+ Cardinal George Pell, Archbishop of Sydney
9 Sep 2007
Not many people remember Kate Leigh and Tilly Devine, but in the 1920s and 1930s they gave St Vincent’s hospital in Darlinghurst plenty of business.
Tilly Devine ran Sydney’s prostitutes. She was no lady, but she could obviously turn on the charm. When a young police recruit in Darlinghurst first met her he wondered whether she was one of the nuns at the hospital.
Kate Leigh’s business was sly-grog. Turf wars between her gang and Tilly Devine’s men brought many with unexplained gunshot and knife wounds into St Vincent’s casualty department most weekends. In 1927, 22 razor attack victims were treated in one month alone.

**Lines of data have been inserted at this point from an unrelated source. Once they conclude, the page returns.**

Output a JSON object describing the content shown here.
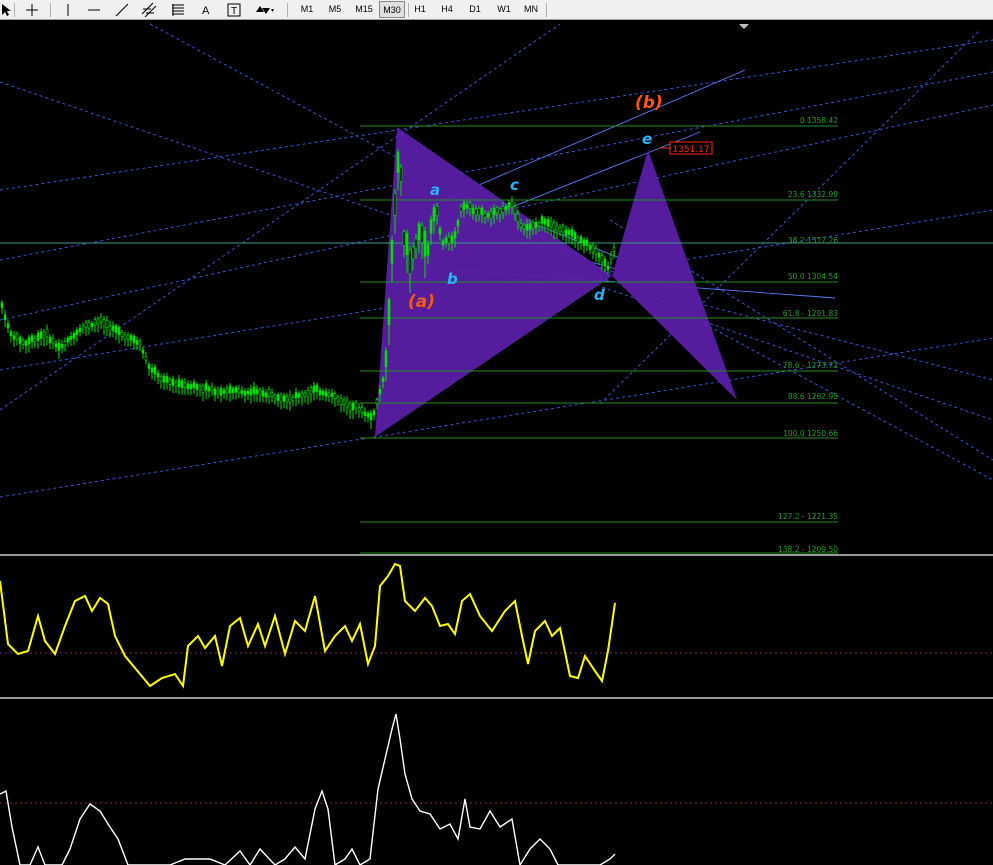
{
  "toolbar": {
    "timeframes": [
      "M1",
      "M5",
      "M15",
      "M30",
      "H1",
      "H4",
      "D1",
      "W1",
      "MN"
    ]
  },
  "chart": {
    "fib_labels": [
      "0 1358.42",
      "23.6 1332.99",
      "38.2 1317.26",
      "50.0 1304.54",
      "61.8 - 1291.83",
      "78.6 - 1273.72",
      "88.6 1262.95",
      "100.0 1250.66",
      "127.2 - 1221.35",
      "138.2 - 1209.50"
    ],
    "price_tag": "1351.17",
    "wave_labels": {
      "a_upper": "(a)",
      "b_upper": "(b)",
      "a": "a",
      "b": "b",
      "c": "c",
      "d": "d",
      "e": "e"
    },
    "colors": {
      "background": "#000000",
      "candles": "#00e000",
      "fib_lines": "#1f8f1f",
      "trend_lines": "#3a5ee6",
      "harmonic_fill": "#5a1fa6",
      "indicator_1": "#ffff00",
      "indicator_2": "#ffffff",
      "level_line": "#b0308a",
      "price_tag": "#ff2b00"
    }
  }
}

At one stage Leigh and Devine were both in St Vincent’s and in the same ward, keeping knives and pistols under their pillows. But the Sisters of Charity who ran the hospital were more than able to sort them out.
St Vincent’s is a Sydney institution, and this year it celebrates the 150th anniversary of its founding.
The hospital was established by Mother Baptist de Lacy, who was one of the first of the Sisters of Charity to arrive in New South Wales in 1838. The hospital’s mission was to care for the poor who were sick without any charge.
Then as now no distinction based on religion was made when admitting patients, and the hospital was supported by donations of cash and kind from Catholics, Protestants and Jews.
One consequence was that Protestant bibles were distributed to the wards in the early days. Their removal caused a minor scandal. Mother de Lacy was sacked, causing the hospital’s only doctor to resign in protest.
A great deal of the hospital’s work came from diseases such as smallpox, typhoid, tuberculosis, and polio. These were common diseases before immunisation, a reminder of the blessings of modern medicine.
The Sisters of Charity are one of the great orders of religious women in the Catholic Church, and the hospital was headed for most of its history by some great women.
Mother Gertrude Healy served for two periods as Rectress, including during the influenza epidemic after World War One, which saw 27,000 patients admitted and another 70,000 treated as outpatients.
She was a great builder, and like her successors Mother Cuthbert Tyler, Mother Clement Stapleton, and Mother Stephanie Hayden, oversaw an expansion of the hospital’s operations into new areas.
I was a patient in St Vincent’s during my recent hip-replacement and was privileged to celebrate its sesqui-centenary Mass – without a walking stick – at the end of last month.
Pope Pius XII presented the hospital with a jewelled chalice for its centenary in 1957, and Pope Benedict sent a beautiful message of congratulations for the half-way mark to its second century.
St Vincent’s research, care, and witness to the healing mission of Jesus continue to make it one of Australia’s leading hospitals.